これを才能発見の話に置きかえてみましょう。目の前の刺激についつい反応してしまう性質と、「自分にはたぶん無理だ」という暗い見通し。この2つがかけ合わさったとき、人は新しい挑戦をいちばん先延ばしにしてしまいます。1つだけならなんとかなるクセでも、2つ重なると、才能の入り口に立つこと自体が遠のいてしまうのです。
「完璧主義」には実は2種類あった
もう少し準備してから始めよう、自信がついてから人前に出そう。こういう言葉は、ぱっと見るととてもていねいで慎重な態度に見えます。ところが才能を見つける場面では、この言葉こそがいちばんやっかいなブレーキになります。

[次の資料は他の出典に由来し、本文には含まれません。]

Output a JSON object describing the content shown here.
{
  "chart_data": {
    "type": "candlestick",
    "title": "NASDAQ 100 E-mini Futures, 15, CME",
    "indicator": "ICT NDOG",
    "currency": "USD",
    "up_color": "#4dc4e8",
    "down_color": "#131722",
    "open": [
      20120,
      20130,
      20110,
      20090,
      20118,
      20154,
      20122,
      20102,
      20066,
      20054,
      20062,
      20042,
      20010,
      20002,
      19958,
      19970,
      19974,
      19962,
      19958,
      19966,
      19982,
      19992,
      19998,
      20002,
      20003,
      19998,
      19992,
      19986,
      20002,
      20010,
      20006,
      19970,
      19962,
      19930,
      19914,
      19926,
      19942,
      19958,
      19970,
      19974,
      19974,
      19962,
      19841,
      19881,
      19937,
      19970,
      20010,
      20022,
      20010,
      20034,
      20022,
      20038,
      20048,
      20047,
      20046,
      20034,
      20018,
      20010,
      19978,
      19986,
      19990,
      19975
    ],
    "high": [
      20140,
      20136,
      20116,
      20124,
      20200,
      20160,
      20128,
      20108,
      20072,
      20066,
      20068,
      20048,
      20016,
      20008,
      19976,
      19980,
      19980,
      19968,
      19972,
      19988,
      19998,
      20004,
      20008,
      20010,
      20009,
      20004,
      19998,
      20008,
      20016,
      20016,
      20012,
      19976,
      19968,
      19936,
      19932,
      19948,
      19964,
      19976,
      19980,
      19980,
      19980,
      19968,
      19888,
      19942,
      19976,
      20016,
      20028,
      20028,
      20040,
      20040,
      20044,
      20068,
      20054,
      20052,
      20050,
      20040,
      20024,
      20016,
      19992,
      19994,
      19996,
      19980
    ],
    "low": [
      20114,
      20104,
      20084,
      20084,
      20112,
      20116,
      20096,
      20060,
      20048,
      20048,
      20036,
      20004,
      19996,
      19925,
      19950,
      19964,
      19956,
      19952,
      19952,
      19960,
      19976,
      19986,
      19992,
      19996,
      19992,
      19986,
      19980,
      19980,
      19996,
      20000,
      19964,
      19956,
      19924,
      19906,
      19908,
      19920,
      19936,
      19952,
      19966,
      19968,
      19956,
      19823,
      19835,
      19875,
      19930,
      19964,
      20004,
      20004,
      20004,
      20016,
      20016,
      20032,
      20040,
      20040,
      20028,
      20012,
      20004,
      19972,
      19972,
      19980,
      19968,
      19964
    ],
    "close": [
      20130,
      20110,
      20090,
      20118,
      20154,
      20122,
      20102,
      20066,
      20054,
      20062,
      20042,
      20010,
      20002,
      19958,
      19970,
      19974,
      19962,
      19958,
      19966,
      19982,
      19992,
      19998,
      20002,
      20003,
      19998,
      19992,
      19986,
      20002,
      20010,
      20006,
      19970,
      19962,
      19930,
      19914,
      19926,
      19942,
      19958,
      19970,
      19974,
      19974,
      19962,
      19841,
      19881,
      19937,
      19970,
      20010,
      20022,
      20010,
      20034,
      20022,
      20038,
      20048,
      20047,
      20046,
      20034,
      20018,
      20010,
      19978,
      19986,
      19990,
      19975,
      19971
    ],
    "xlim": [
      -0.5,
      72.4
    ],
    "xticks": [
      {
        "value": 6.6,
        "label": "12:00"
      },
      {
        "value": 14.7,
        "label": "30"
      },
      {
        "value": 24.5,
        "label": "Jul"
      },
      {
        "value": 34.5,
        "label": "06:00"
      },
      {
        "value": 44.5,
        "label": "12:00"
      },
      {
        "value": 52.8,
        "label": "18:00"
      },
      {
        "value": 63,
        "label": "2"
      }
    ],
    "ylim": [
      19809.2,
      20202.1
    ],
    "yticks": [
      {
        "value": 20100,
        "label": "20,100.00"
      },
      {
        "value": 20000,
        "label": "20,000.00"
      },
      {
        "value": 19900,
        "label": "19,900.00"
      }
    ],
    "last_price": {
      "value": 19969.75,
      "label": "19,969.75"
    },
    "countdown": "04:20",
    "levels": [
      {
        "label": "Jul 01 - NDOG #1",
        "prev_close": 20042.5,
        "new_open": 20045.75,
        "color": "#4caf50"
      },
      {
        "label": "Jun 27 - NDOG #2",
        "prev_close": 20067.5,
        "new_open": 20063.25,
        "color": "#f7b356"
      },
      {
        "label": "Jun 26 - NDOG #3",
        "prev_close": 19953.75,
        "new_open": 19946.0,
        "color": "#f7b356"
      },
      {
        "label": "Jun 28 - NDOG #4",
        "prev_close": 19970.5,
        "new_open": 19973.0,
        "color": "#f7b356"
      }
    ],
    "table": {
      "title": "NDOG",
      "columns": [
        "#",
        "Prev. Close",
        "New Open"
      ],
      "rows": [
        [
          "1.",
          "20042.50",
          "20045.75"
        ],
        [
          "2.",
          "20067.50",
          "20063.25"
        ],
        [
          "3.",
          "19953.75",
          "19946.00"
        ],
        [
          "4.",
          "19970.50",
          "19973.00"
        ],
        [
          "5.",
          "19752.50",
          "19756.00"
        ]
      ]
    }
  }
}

準備が終わるのを待っている間に、書きかけの原稿、撮り終わらない動画、立ち上がらない副業が、未提出のフォルダの中でいつしか腐っていくのです。完璧主義は、努力しているような顔をしていますが、その正体は「上品な服を着た先延ばし」だと言ってもいいくらいです。
完璧主義と先延ばしのつながりを世界中のデータを集めて整理したのが、シェフィールド大学のシロワらの研究です。シロワらは、これまでに発表された数十本の研究を集めて、まとめて統計で分析し直すメタ分析という方法を使い、参加者およそ1万人分のデータを調べました。
すると、完璧主義の中でも、とくに「失敗するのが怖い」「人にどう見られるか気になる」というタイプ、いわゆる完璧主義的懸念は、先延ばしと深い関係があることが分かりました。つまり、このタイプの完璧主義が強い人ほど、行動を始めるのが遅くなりやすいのです。